ISAs, which are also named Individual Savings Account, are among the most popular kind of funds currently available in the United Kingdom. They have been created to help British Citizens save or invest money according to their preferences and in a tax-efficient way. When depositing money in an ISA, you won’t have to pay any tax on it. UK residents have a wide choice when it comes to choosing the right ISAs for their economic situation: in fact, many types have been created in order to meet the needs of as many people as possible. One of the most popular ISAs is the child’s Junior ISA, which can also be called JISA. It is indeed a special kind of Individual Savings Account designed to help people saving money for their children. In fact, this kind of account can be opened by a parent or by a legal parent to put money aside for their underage children, also in a tax-efficient way. The money you put on this kind of trust can be saved or invested as well, depending on the parent’s preferences. Let’s go deeper into this matter.

How do JISAs work?

Junior ISAs represent a whole new way to save or invest money for underage children while paying no tax at all. As mentioned above, this kind of trust can be opened by parents or legal guardians to save money for their children, which will be given free access to their money as soon as they come of age. When they turn 18, they will be able to withdraw their savings and to use them however they want. In the meantime, you’ll be able to decide whether to just save or start to invest the money you put on the trust. Even though investing may be a solution to make the capital grow, you should consider that you are putting it at constant risk. So, if you choose to invest the money on your children’s trust, bear in mind that the amount they get when they turn 18 will solely depend on how well the investments performed and they could earn less of what you’ve deposited in. Moreover, Junior ISAs come with a restriction on the amount of money you can deposit in a year. If for all regular ISAs this value amounts to £20.000 per tax year, with a JISA you can deposit up to £9.000 per year and about £25 per month. Other family members and friends can also contribute to the children’s pot.
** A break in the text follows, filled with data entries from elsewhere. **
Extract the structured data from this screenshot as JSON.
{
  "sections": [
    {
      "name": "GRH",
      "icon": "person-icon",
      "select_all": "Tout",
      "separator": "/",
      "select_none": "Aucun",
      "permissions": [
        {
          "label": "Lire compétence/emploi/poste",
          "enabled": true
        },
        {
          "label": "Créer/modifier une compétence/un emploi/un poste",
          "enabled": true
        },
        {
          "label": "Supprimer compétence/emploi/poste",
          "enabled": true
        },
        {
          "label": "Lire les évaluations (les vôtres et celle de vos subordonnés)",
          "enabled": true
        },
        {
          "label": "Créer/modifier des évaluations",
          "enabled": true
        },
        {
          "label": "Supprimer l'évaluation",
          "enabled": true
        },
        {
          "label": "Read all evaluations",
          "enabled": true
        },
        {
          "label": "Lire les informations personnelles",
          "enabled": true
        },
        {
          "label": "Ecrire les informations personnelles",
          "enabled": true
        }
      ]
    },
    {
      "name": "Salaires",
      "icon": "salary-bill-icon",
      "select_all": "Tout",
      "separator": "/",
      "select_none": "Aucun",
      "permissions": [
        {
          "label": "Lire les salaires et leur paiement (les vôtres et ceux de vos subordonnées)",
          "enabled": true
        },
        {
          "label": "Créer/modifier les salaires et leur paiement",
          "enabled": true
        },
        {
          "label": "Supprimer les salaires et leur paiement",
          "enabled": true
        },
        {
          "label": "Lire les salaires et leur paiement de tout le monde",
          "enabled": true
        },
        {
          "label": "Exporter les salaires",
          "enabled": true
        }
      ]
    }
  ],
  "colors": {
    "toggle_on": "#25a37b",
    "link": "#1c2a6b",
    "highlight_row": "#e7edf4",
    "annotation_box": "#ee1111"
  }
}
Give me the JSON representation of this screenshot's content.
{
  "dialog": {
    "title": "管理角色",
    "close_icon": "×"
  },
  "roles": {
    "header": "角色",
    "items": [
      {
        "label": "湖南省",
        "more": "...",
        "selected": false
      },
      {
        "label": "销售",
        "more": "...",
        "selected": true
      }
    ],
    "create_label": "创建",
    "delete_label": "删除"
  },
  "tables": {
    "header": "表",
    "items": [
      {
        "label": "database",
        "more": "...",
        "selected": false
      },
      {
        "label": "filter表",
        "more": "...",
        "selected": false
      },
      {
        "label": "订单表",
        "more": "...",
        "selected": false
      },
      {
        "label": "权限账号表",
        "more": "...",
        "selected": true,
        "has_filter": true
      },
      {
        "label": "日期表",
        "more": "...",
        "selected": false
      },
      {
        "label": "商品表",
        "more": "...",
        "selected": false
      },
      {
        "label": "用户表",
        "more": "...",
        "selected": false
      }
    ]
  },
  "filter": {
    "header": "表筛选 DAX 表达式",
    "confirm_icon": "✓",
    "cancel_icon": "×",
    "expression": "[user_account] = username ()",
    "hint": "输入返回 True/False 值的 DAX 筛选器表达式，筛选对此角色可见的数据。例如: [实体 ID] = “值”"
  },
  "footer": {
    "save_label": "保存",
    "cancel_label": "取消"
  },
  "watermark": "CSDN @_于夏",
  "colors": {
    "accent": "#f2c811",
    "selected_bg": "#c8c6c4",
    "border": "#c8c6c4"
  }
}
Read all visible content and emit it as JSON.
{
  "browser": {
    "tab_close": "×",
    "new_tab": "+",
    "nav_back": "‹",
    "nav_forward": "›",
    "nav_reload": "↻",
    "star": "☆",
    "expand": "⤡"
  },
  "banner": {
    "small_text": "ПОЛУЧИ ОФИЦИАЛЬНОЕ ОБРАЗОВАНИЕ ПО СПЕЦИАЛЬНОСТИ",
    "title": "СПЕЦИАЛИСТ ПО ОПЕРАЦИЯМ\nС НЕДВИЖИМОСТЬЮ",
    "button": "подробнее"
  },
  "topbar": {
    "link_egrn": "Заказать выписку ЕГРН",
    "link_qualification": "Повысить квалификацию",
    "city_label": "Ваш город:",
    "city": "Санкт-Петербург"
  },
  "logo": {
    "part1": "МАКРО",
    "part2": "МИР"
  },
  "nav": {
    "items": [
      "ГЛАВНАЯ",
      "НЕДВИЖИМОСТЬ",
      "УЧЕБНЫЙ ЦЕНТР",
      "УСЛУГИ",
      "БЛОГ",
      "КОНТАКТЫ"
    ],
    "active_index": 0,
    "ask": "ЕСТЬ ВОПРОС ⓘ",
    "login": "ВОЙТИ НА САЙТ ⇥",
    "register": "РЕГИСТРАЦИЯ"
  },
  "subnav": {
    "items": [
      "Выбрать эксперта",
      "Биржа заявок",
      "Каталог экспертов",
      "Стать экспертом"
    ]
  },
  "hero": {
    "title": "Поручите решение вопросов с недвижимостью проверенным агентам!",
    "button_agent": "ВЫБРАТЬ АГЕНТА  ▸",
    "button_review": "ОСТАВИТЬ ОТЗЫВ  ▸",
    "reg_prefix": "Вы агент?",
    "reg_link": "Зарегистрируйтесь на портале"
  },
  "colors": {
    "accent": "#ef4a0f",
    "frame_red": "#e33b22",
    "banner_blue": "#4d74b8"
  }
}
Are there more types of JISAs?

Today, British citizens can choose between two different types of Junior ISAs, which have been specifically designed to meet the needs of as many holders as possible. The Cash Junior ISA is a particular kind of account which resembles a regular savings account. It consists in a fund that can be opened for underage children to save money for their future while never paying any tax on it. On the other hand, Stocks and Shares Junior ISA has been intended for parents or legal guardian who want to put money aside for their children while giving it a chance to grow in a tax efficient way. When depositing funds in a Stocks and Shares Junior ISA, your money will be invested. This could generate an economic growth, but is also very risky. Like any other kind of investment, the risk of not getting how much you hoped is always around the corner. When opening this kind of trust, you should always keep in mind that your children might end up getting less than expected because of the market’s fluctuations.